La tutela legale prevista per le donne in fase di allattamento prevede l'astensione dal lavoro fino ad un massimo di 7 mesi. Vediamo i dettagli.
La maternità anticipata permette di evitare quei settori occupazionali che implicano sforzi fisici o contatto con sostanze nocive. Per una donna in gravidanza, infatti, alcune posizioni lavorative potrebbero essere più rischiose di altre. Anche dopo il parto, però, la mamma che sta allattando il suo bambino dovrebbe godere delle stesse tutele previste prima della nascita. Vediamo cosa stabilisce la legge in materia di allattamento.

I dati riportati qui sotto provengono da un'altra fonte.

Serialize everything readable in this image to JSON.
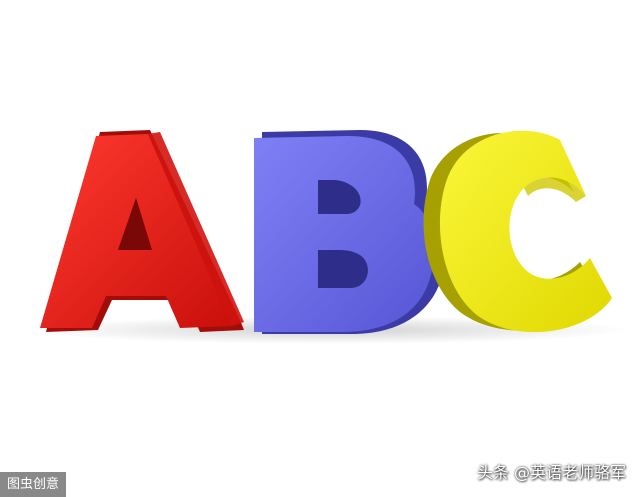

In Italia è previsto un decreto legislativo a tutela delle mamme che stanno allattando i propri figli: si tratta del d.l. numero 151 del 26 marzo 2001. Nel testo sono elencate una serie di normative a sostegno delle donne in gravidanza e di quelle in allattamento. Per prima cosa, l’articolo specifica che la neo mamma debba presentare il certificato di nascita del figlio entro 30 giorno dalla data in cui quest’ultima è avvenuta. Di fronte a questa documentazione, il datore di lavoro deve redarre un documento chiamato Valutazione del rischio. In questo testo verranno elencate tutte quelle attività che potrebbero danneggiare la donna in fase di allattamento. Sulla base di questa lista e in conformità con le disposizioni previste dalla legge, si valuterà se esonerare o meno la neo mamma dal lavoro. L’esonero, però, riguarda soltanto le attività potenzialmente pericolose: infatti, alla donna verranno assegnati compiti diversi. Nel caso in cui non sia possibile trovare attività non pericolose, la mamma viene completamente esonerata dal lavoro per un massimo di 7 mesi. L’astensione è obbligatoria: ciò significa che è previsto il diritto a percepire il 100% della retribuzione prevista.
Alcuni ambienti lavorativi potrebbero nascondere al loro interno dei rischi per tutte quelle mamme in fase di allattamento. La presenza di malattie, sostanze chimiche o pericolose, infatti, potrebbero comportare dei rischi per la salute del bambino. Allo stesso modo, la mamma non dovrebbe svolgere attività troppo faticose o sforzi fisici esagerati. I fattori di rischio si possono, quindi, riassumere in tre grandi gruppi: agenti chimici, agenti biologici agenti chimici. Ad esempio l’ambiente ospedaliero espone le donne al contagio con gli ammalati o con le sostanze nocive presenti nei macchinari. Lo stesso problema si riscontra nell’ambiente industriale e in quello estetico. La ristorazione e l’agricoltura non sono indicate per i particolari sforzi che richiedono, mentre il settore dei trasporti espone a vibrazioni pericolose. Infine, l’ambiente scolastico è da evitare in quanto sede di germi e batteri portati dai bambini. Anche i rumori troppo elevati o le rapide variazioni di temperatura potrebbero disturbare l’allattamento.